The walk down my street is full of sensors: ATM buttons, video camera enabled apartment buzzers, security cameras, and crosswalk signal buttons. While these are fairly typical examples from many streets in Manhattan, I also live down the block from a robot. The Little Laptop Shop on Clinton street has a huge figure in the window of the shop that has a video camera looping back the sidewalk scene in it’s “face” panel.
Further up the street I pass by a duane reade, with automatic doors that are controlled a very slow working motion detector.
Once at NYU Coles gym, I hand over my NYU ID to a security guard, who swipes the magnetic strip to unlock the turnstile to let me into the building. (Although my ID is 3 and a half years old now, and the magnetic strip is pretty worn down and only works about half the time. So this instance of interaction becomes reliant on the social aspect: guard: attempts to swipe a couple of times, grunts in frustration, and presses a button to let me in. me: “sorry, thaaaaanks!”

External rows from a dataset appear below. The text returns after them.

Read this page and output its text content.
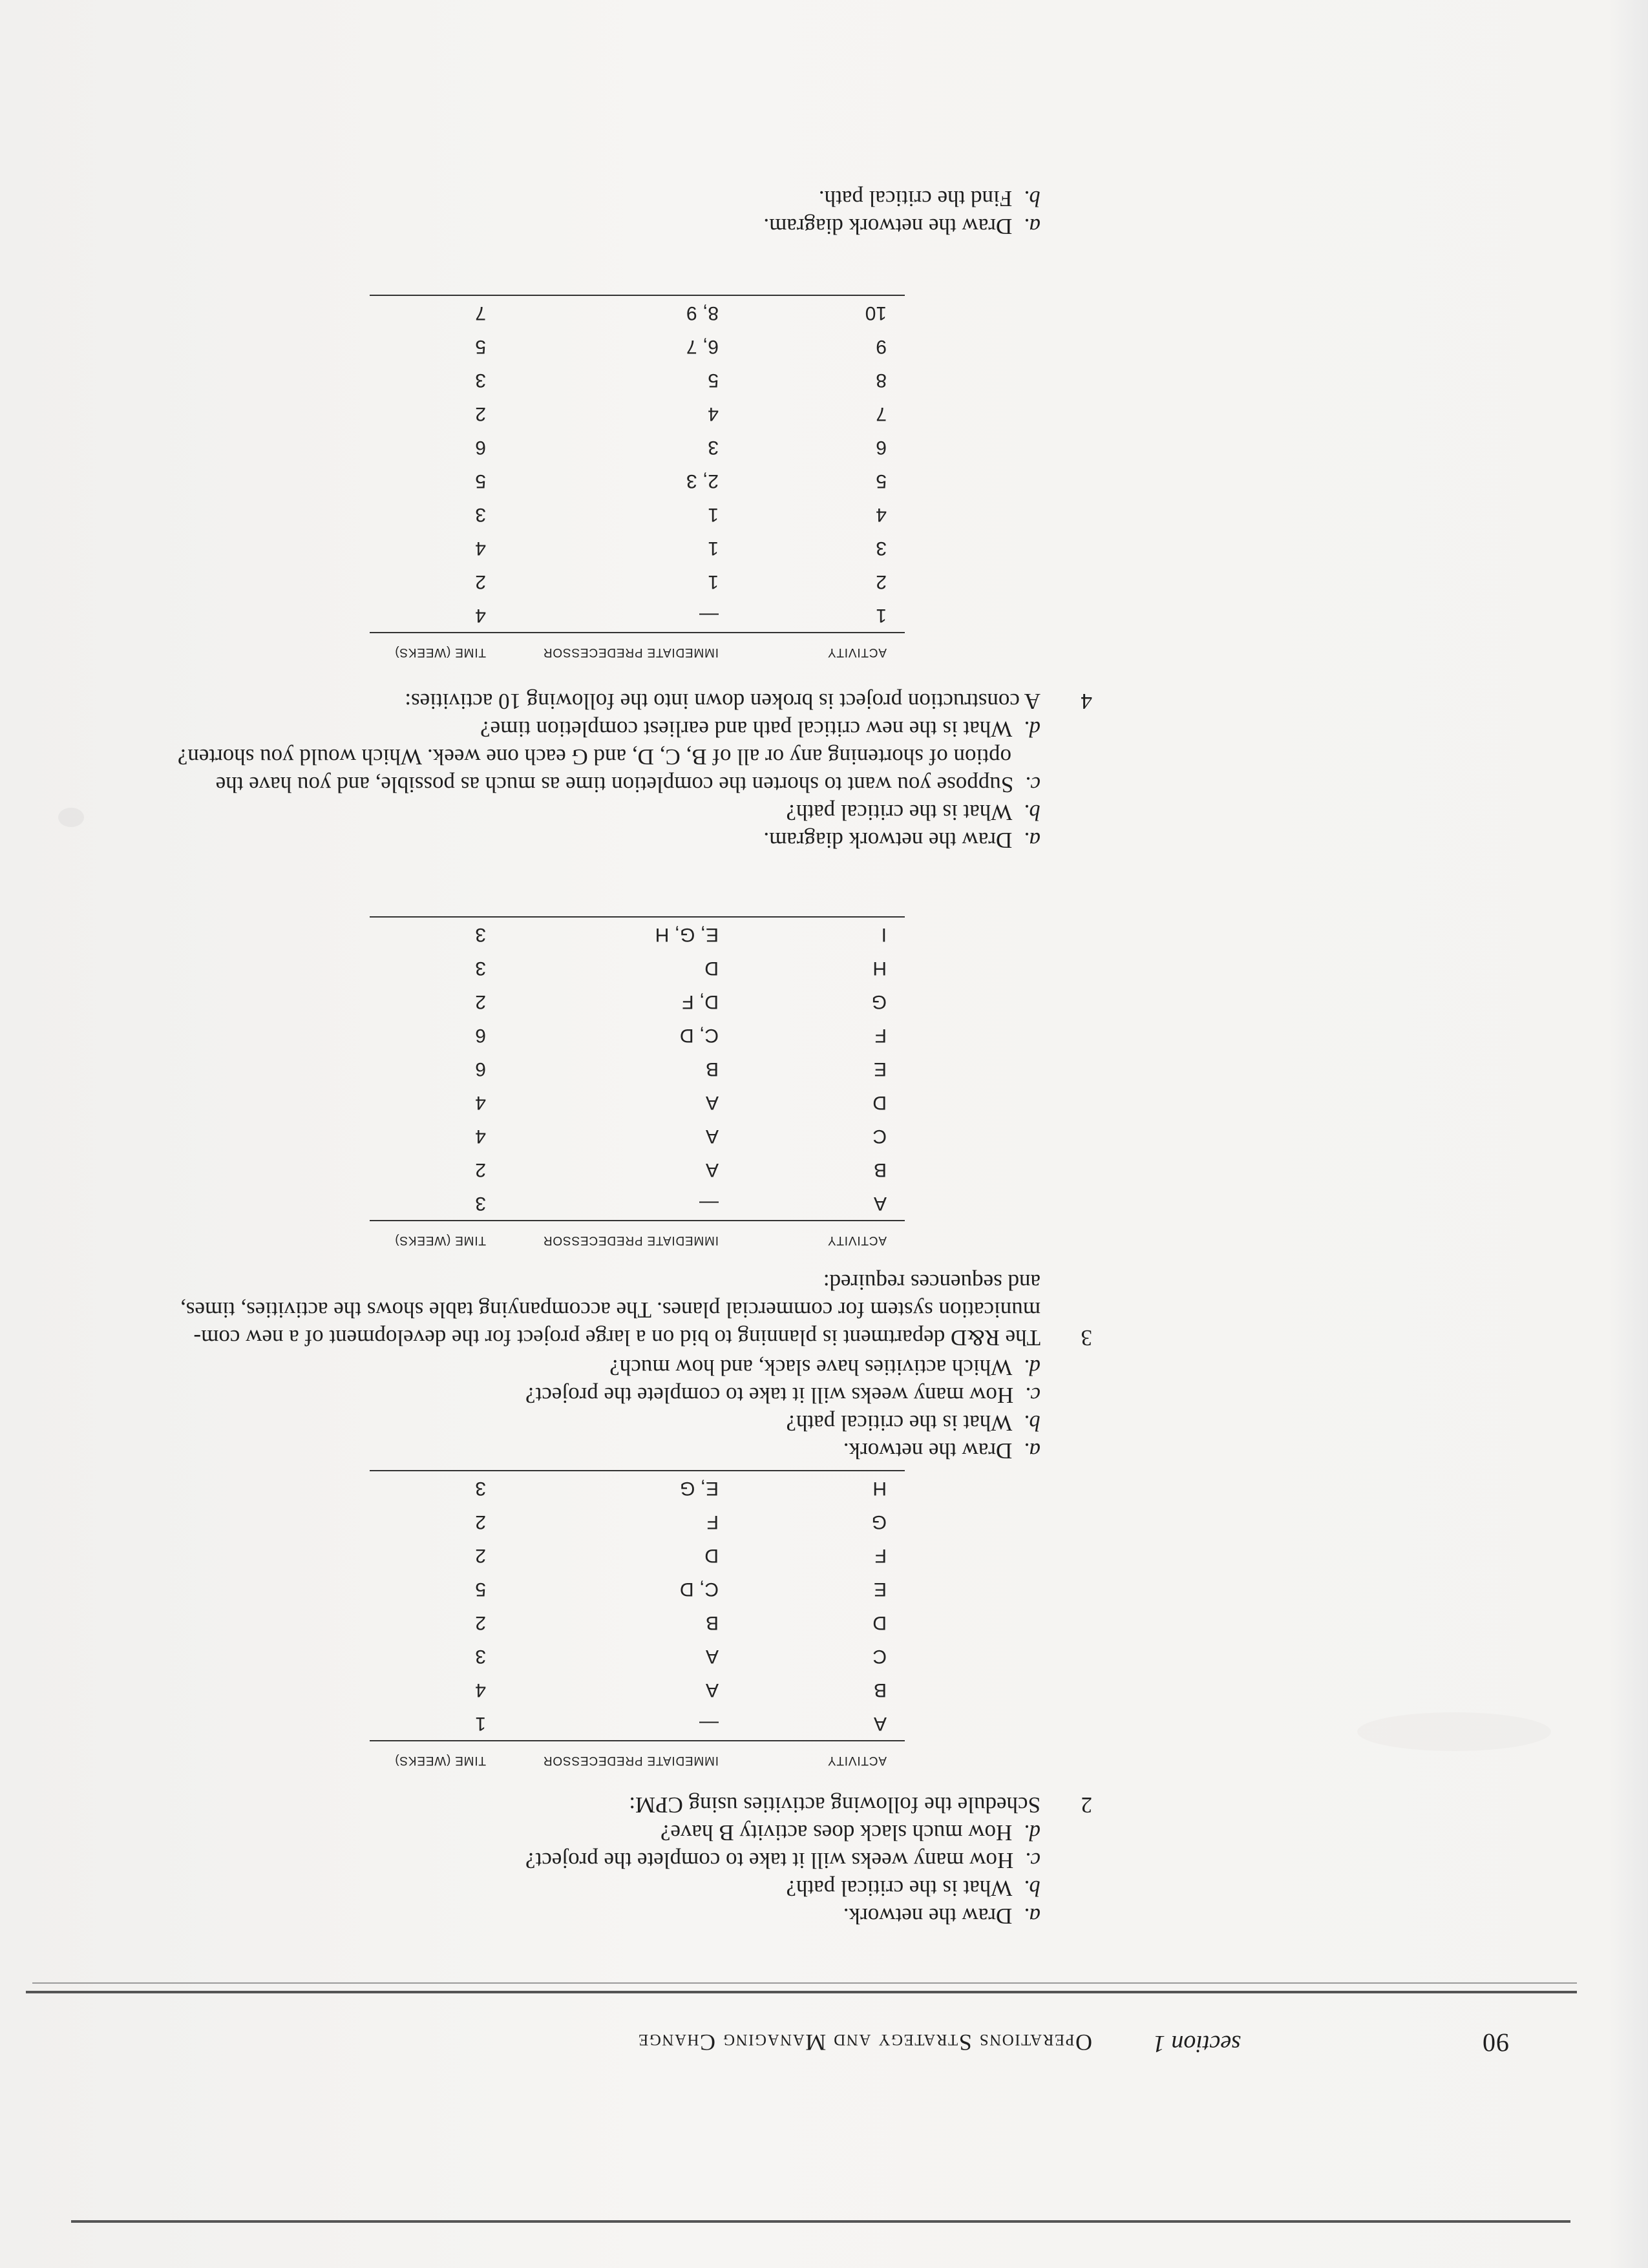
90
section 1
Operations Strategy and Managing Change
a.  Draw the network.
b.  What is the critical path?
c.  How many weeks will it take to complete the project?
d.  How much slack does activity B have?
2
Schedule the following activities using CPM:
ACTIVITY	IMMEDIATE PREDECESSOR	TIME (WEEKS)
A	—	1
B	A	4
C	A	3
D	B	2
E	C, D	5
F	D	2
G	F	2
H	E, G	3
a.  Draw the network.
b.  What is the critical path?
c.  How many weeks will it take to complete the project?
d.  Which activities have slack, and how much?
3
The R&D department is planning to bid on a large project for the development of a new com-
munication system for commercial planes. The accompanying table shows the activities, times,
and sequences required:
ACTIVITY	IMMEDIATE PREDECESSOR	TIME (WEEKS)
A	—	3
B	A	2
C	A	4
D	A	4
E	B	6
F	C, D	6
G	D, F	2
H	D	3
I	E, G, H	3
a.  Draw the network diagram.
b.  What is the critical path?
c.  Suppose you want to shorten the completion time as much as possible, and you have the
option of shortening any or all of B, C, D, and G each one week. Which would you shorten?
d.  What is the new critical path and earliest completion time?
4
A construction project is broken down into the following 10 activities:
ACTIVITY	IMMEDIATE PREDECESSOR	TIME (WEEKS)
1	—	4
2	1	2
3	1	4
4	1	3
5	2, 3	5
6	3	6
7	4	2
8	5	3
9	6, 7	5
10	8, 9	7
a.  Draw the network diagram.
b.  Find the critical path.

There are emergency exits that are alarmed, sensing when the door is opened from the inside.
Once inside I head to the women’s locker room. there is an electronic scale and automatic toilet flush motion sensors.
Unlike fancier gyms in the city (and at this school), the weight training room features no electronic interfaces. At NYU Palladium gym, the weight training machines are connected to small computer screens that are connected to a system that monitors data from your workout.
I like to use rowing machines in the cardio room, which has a small screen and button interface to control the time or “race” setting. Once you start to pull the chain, the computer also measures the speed/intensity of your pulls and displays that information back to you, through estimated distance traveled in meters and strokes per minute.
The other machines- treadmills, ellipticals- all have digital interfaces too, but the only other one that i use is the stationary bike.
The stationary bike’s interface allows you to program the resistance of the pedals, along with exercise time length and if you enter your age and weight, during the work out it shows you an estimate of how many calories you are burning. Other information you can get during the work out is your heart rate, by holding onto the the metal-plated handles. One thing I have never understood is why both hands are needed for the machine to read your pulse. I suppose the solution for people that cannot hold the handles with two hands but want to know their pulse can wear a heart rate monitor belt around their chest, which can interact wirelessly with the bike’s computer.
And lastly, there are security cameras all around for good measure.